While global development finance institutions and other official sector creditors - such as export credit agencies - play a critical role in the provision of direct long-term debt or unlock private financing through long-term guarantees, their resources are finite - both in terms of capacity and financial fire power. We need to leverage these resources more efficiently to tap into the huge potential pools of private capital that could be mobilised. Seen through a development lens, the quantum of private financing required for addressing climate challenges and reducing inequalities can feel immensely challenging, although in our view it also represents a tremendous opportunity, and one that is generally overlooked by market participants.
Only a handful of institutional investment vehicles exist today that are specifically set up to provide debt financing for greenfield projects exclusively in EM and are properly committed to investing long-term in this sector. Traditional infrastructure investors can be reluctant to take contract risk in new or unfamiliar markets, or invest opportunistically, while traditional EM debt investors, typically unfamiliar with greenfield project risk, have focused on opportunities in liquid bond markets. Meanwhile higher capital requirements make it more challenging for traditional banks to extend long dated financing in non-investment grade markets.

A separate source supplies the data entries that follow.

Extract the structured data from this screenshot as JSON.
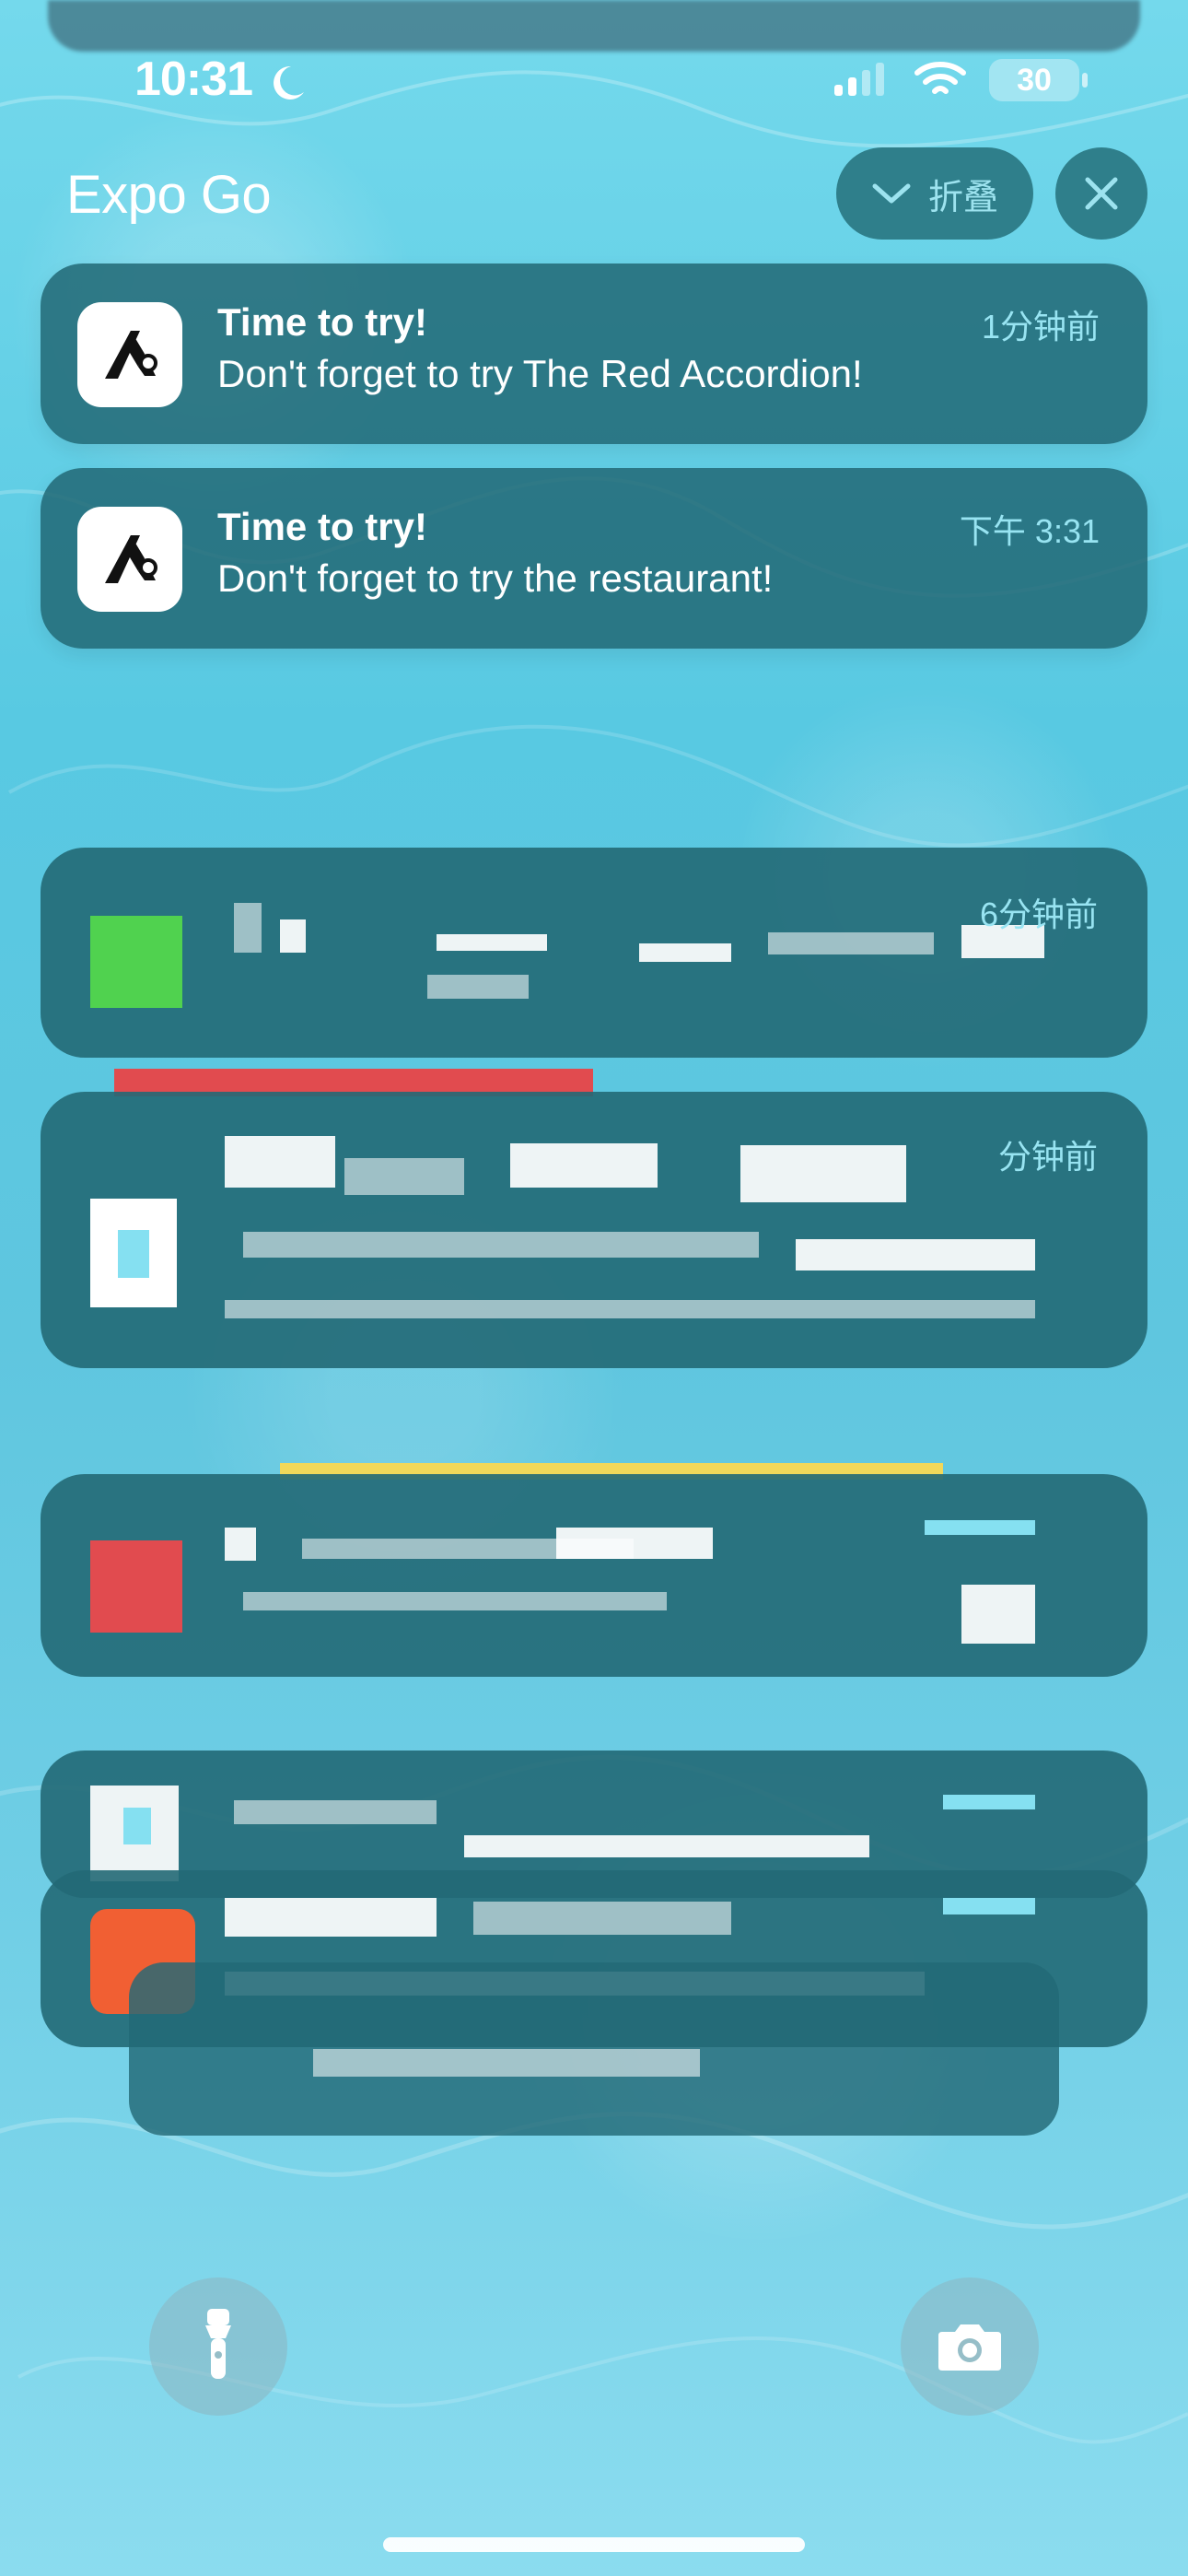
{
  "status_bar": {
    "time": "10:31",
    "battery": "30"
  },
  "group": {
    "title": "Expo Go",
    "fold_label": "折叠"
  },
  "notifications": [
    {
      "title": "Time to try!",
      "body": "Don't forget to try The Red Accordion!",
      "time": "1分钟前"
    },
    {
      "title": "Time to try!",
      "body": "Don't forget to try the restaurant!",
      "time": "下午 3:31"
    }
  ],
  "blurred_notifications": {
    "time_1": "6分钟前",
    "time_2": "分钟前"
  },
  "icons": {
    "moon": "moon-icon",
    "signal": "signal-icon",
    "wifi": "wifi-icon",
    "battery": "battery-icon",
    "chevron": "chevron-down-icon",
    "close": "close-icon",
    "flashlight": "flashlight-icon",
    "camera": "camera-icon"
  },
  "colors": {
    "card_bg": "#226976",
    "accent_text": "#98e4f2",
    "button_bg": "#25707a"
  }
}
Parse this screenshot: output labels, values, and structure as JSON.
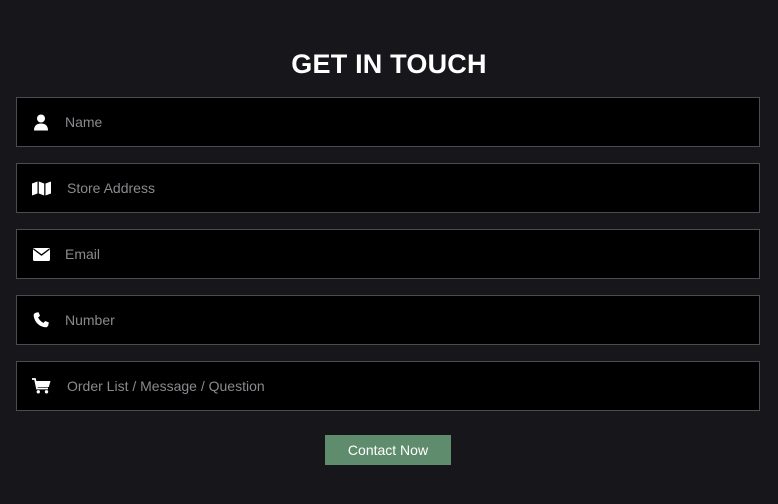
{
  "form": {
    "title": "GET IN TOUCH",
    "fields": [
      {
        "icon": "user-icon",
        "placeholder": "Name",
        "value": ""
      },
      {
        "icon": "map-icon",
        "placeholder": "Store Address",
        "value": ""
      },
      {
        "icon": "envelope-icon",
        "placeholder": "Email",
        "value": ""
      },
      {
        "icon": "phone-icon",
        "placeholder": "Number",
        "value": ""
      },
      {
        "icon": "shopping-cart-icon",
        "placeholder": "Order List / Message / Question",
        "value": ""
      }
    ],
    "submit_label": "Contact Now"
  },
  "colors": {
    "background": "#16161b",
    "field_background": "#000000",
    "field_border": "#4a4a50",
    "button": "#5f8c6c",
    "text": "#ffffff"
  }
}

This is the challenge that ImpactA Global is focused on: as an asset class, EM infrastructure debt has historically proven resilient, exhibiting lower defaults and higher recoveries than other asset classes in EM, in fact generating returns in line with investment grade assets. It should present a compelling, scalable investment opportunity for global institutional investors, offering the potential for stable long dated returns, alongside meaningful impact.
In the context of a global fixed income bond market of over US$127 trillion (at YE21) with annual issuance exceeding US$20 trillion, a small shift in global fixed income allocations into EM infrastructure debt could meaningfully move the needle for climate financing. In order to achieve that, we need to deliver instruments in a standardised, investible form that can be readily replicated.
We recall the work in the 1990s and 2000s to encourage standardisation in EM bonds contracts and the launch of EM index products. Annual volumes of cross border bond issuance for EM companies alone rose from US$20 billion 2000 to more than US$541 billion by 2021 as market confidence grew. There is no reason the same multiples cannot be achieved to finance sustainable infrastructure in EM.
To date, much of the valuable work on innovation undertaken by multilaterals and DFIs has been in the delivery of bespoke instruments; these can nonetheless be challenging to replicate or scale up. Standardisation of PPP contracts and debt financing agreements - capitalising on the momentum of critical World Bank initiatives such as the PPP Knowledge forum presents an important opportunity. This can help generate a globally diversified portfolio of high impact projects that can deliver consistent and predictable returns. We will play our part with the establishment of ImpactA Global, deploying capital in EM climate transition and social infrastructure projects, helping to close funding gaps.
We look forward to further collaboration and advancement of the important initiatives discussed today.